Victor was as familiar with Bebe Chicago’s name as I was, probably more familiar, since Victor received a detailed report on Bebe Chicago every morning at nine o’clock.
With his coffee.
“I sometimes wonder if your son has leanings. That way.”
“No need to worry about the norteamericana, then.”
Victor drummed his fingers on a flask and watched me for a long time without speaking.
“The West Indian is financing the guerrilleros,” he said suddenly. “I happen to know that.”
“I know you ‘happen to know that,’ Victor. You told me a year ago. When Gerardo and Elena were such a burden to you.”
“It doesn’t make any difference to you that this West Indian is financing the guerrilleros?”
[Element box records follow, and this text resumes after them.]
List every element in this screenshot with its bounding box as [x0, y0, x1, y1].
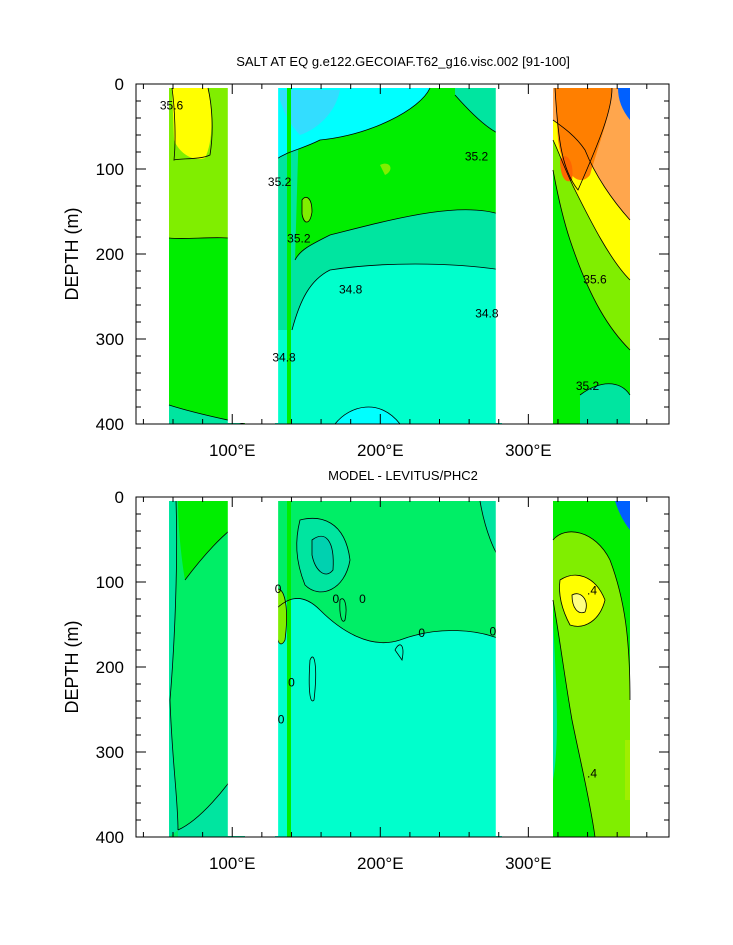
- top-y-tick-label: 0: [115, 75, 124, 94]
- bottom-contour-label: .4: [587, 584, 597, 598]
- top-contour-label: 34.8: [272, 351, 296, 365]
- top-fill-west-yellow: [172, 88, 212, 160]
- top-fill-central-deep: [335, 407, 400, 424]
- top-fill-central-yellowgreen: [380, 163, 391, 175]
- bottom-y-tick-label: 400: [96, 828, 124, 847]
- bottom-panel: MODEL - LEVITUS/PHC2: [62, 468, 670, 873]
- top-contour-label: 34.8: [475, 307, 499, 321]
- top-contour-line: [552, 169, 631, 351]
- bottom-contour-line: [274, 598, 503, 644]
- bottom-contour-line: [552, 599, 596, 837]
- top-fill-east-orange: [555, 88, 612, 181]
- top-y-axis-label: DEPTH (m): [62, 208, 82, 301]
- top-axis-ticks: 100°E 200°E 300°E 0 100 200 300 400: [96, 75, 669, 460]
- bottom-panel-title: MODEL - LEVITUS/PHC2: [328, 468, 478, 483]
- top-contour-line: [334, 406, 401, 424]
- bottom-contour-label: 0: [333, 592, 340, 606]
- bottom-fill-east-edge: [553, 620, 557, 780]
- top-contour-label: 35.2: [287, 232, 311, 246]
- top-contour-label: 35.6: [583, 273, 607, 287]
- bottom-fill-east-surface-blue: [615, 501, 630, 530]
- top-contour-label: 35.2: [268, 175, 292, 189]
- top-contour-line: [552, 119, 631, 221]
- top-y-tick-label: 400: [96, 415, 124, 434]
- top-contour-line: [301, 196, 313, 223]
- bottom-contour-label: .4: [587, 766, 597, 780]
- top-contour-label: 35.2: [465, 149, 489, 163]
- top-contour-lines: [168, 87, 631, 424]
- top-contour-fill: [169, 88, 630, 424]
- bottom-fill-strip-a: [287, 501, 291, 837]
- bottom-y-tick-label: 200: [96, 658, 124, 677]
- bottom-contour-line: [571, 593, 587, 614]
- bottom-x-tick-label: 300°E: [505, 854, 552, 873]
- bottom-fill-central-pool-inner: [312, 536, 334, 575]
- bottom-x-tick-label: 100°E: [209, 854, 256, 873]
- top-fill-west-deep: [169, 405, 245, 424]
- top-contour-line: [294, 209, 503, 261]
- top-fill-central-lightblue: [280, 90, 340, 135]
- bottom-contour-line: [308, 656, 317, 702]
- top-fill-east-deep: [580, 383, 630, 424]
- top-contour-line: [274, 87, 431, 161]
- bottom-contour-lines: [169, 500, 631, 837]
- bottom-land-gap-0: [227, 498, 261, 836]
- top-y-tick-label: 100: [96, 160, 124, 179]
- top-contour-label: 35.2: [576, 379, 600, 393]
- bottom-fill-east-core: [572, 593, 587, 613]
- top-panel: SALT AT EQ g.e122.GECOIAF.T62_g16.visc.0…: [62, 54, 670, 460]
- bottom-contour-line: [169, 500, 179, 831]
- bottom-land-gap-1: [267, 498, 279, 836]
- top-contour-label: 34.8: [339, 283, 363, 297]
- bottom-y-tick-label: 0: [115, 488, 124, 507]
- bottom-x-tick-label: 200°E: [357, 854, 404, 873]
- bottom-contour-line: [559, 574, 606, 627]
- top-contour-labels: 35.6 35.2 35.2 35.2 34.8 34.8 34.8 35.6 35.2: [160, 98, 607, 393]
- top-land-gap-1: [267, 85, 279, 423]
- bottom-contour-label: 0: [418, 626, 425, 640]
- bottom-y-tick-label: 300: [96, 743, 124, 762]
- top-contour-line: [552, 139, 631, 281]
- bottom-contour-label: 0: [489, 624, 496, 638]
- bottom-land-gap-2: [495, 498, 548, 836]
- bottom-fill-east-yellow-strip: [625, 740, 630, 800]
- top-contour-label: 35.6: [160, 98, 184, 112]
- top-x-tick-label: 300°E: [505, 441, 552, 460]
- top-x-tick-label: 100°E: [209, 441, 256, 460]
- top-y-tick-label: 200: [96, 245, 124, 264]
- top-fill-central-bump: [302, 197, 312, 223]
- bottom-contour-label: 0: [275, 582, 282, 596]
- top-fill-strip-a: [287, 88, 291, 424]
- bottom-contour-label: 0: [288, 675, 295, 689]
- bottom-contour-labels: 0 0 0 0 0 0 0 .4 .4: [275, 582, 598, 780]
- top-contour-line: [291, 263, 503, 331]
- top-x-tick-label: 200°E: [357, 441, 404, 460]
- bottom-contour-line: [552, 531, 631, 701]
- bottom-contour-label: 0: [278, 713, 285, 727]
- top-land-gap-0: [227, 85, 261, 423]
- top-y-tick-label: 300: [96, 330, 124, 349]
- bottom-contour-line: [394, 644, 404, 661]
- bottom-y-tick-label: 100: [96, 573, 124, 592]
- top-land-gap-2: [495, 85, 548, 423]
- top-contour-line: [579, 383, 631, 396]
- bottom-contour-line: [296, 518, 351, 593]
- top-contour-line: [171, 87, 213, 161]
- bottom-contour-line: [311, 535, 334, 575]
- top-fill-central-east-edge: [455, 88, 502, 135]
- bottom-axis-ticks: 100°E 200°E 300°E 0 100 200 300 400: [96, 488, 669, 873]
- bottom-contour-line: [339, 598, 347, 622]
- top-fill-east-surface-blue: [618, 88, 630, 120]
- top-panel-title: SALT AT EQ g.e122.GECOIAF.T62_g16.visc.0…: [236, 54, 570, 69]
- bottom-land-mask: [227, 498, 669, 836]
- bottom-contour-label: 0: [359, 592, 366, 606]
- bottom-y-axis-label: DEPTH (m): [62, 621, 82, 714]
- top-contour-line: [554, 87, 613, 191]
“It doesn’t make any difference to you either. If it did you’d arrest him.”
“I don’t arrest him because I don’t want to embarrass your son.”
I said nothing.
Victor would have arrested me if he thought he could carry it off.
“All right then,” Victor said. “You tell me why I don’t arrest him.”
“You don’t arrest him because you want to know who’s financing him. That’s why you don’t arrest him.”
Victor sat in silence drumming his fingers on the flask.
It was the usual unsolved equation of the harmonic tremor in Boca Grande.
If Bebe Chicago was running the guerrilleros then X must be running Bebe Chicago.
Who was X.
This time.
There you had it. The guerrilleros would stage their “expropriations” and leave their communiqués about the “People’s Revolution” and everyone would know who was financing the guerrilleros but for a while no one would know for whose benefit the guerrilleros were being financed. In the end the guerrilleros would all be shot and the true players would be revealed.
Mirabile dictu.
People we knew.
I remembered Luis using the guerrilleros against Anastasio Mendana-Lopez and I also remember Victor using the guerrilleros, against Luis.
I only think that.
I never knew that. Empirically.
In this case of course it would turn out to be Antonio who was using the guerrilleros, against Victor, but no one understood this in March.
Except Gerardo.
Gerardo understood it in March.
Maybe Carmen Arrellano understood it in March too.
Charlotte never did understand it.
I don’t know that either. Empirically.
“I suppose you do know who’s running the West Indian?” Victor said after a while. He was still drumming his fingers on the flask, a barrage of little taps, a tattoo. “I suppose in your infinite wisdom you know who’s running the West Indian and one day you might deign to tell me?”
“How would I know who’s running the West Indian, Victor? I’m not the Minister of Defense. You might want to watch that flask you’re banging around, it’s cancer virus.” It was not cancer virus but I liked to reinforce the taboo. “Live.”
Victor stood up abruptly.
“Disgusting,” he said finally. “Filthy. Crude. The thought of it makes me retch.”
“Are you talking about the cancer virus or the guerrilleros?”
“I am talking,” he whispered, his voice strangled, “about the kind of woman who would kill a chicken with her bare hands.”
It occurred to me that morning that Charlotte Douglas was acquiring certain properties of taboo.
Which might have stood her in good stead.
Had Victor been in charge at the Estadio Nacional instead of waiting it out with El Presidente at Bariloche.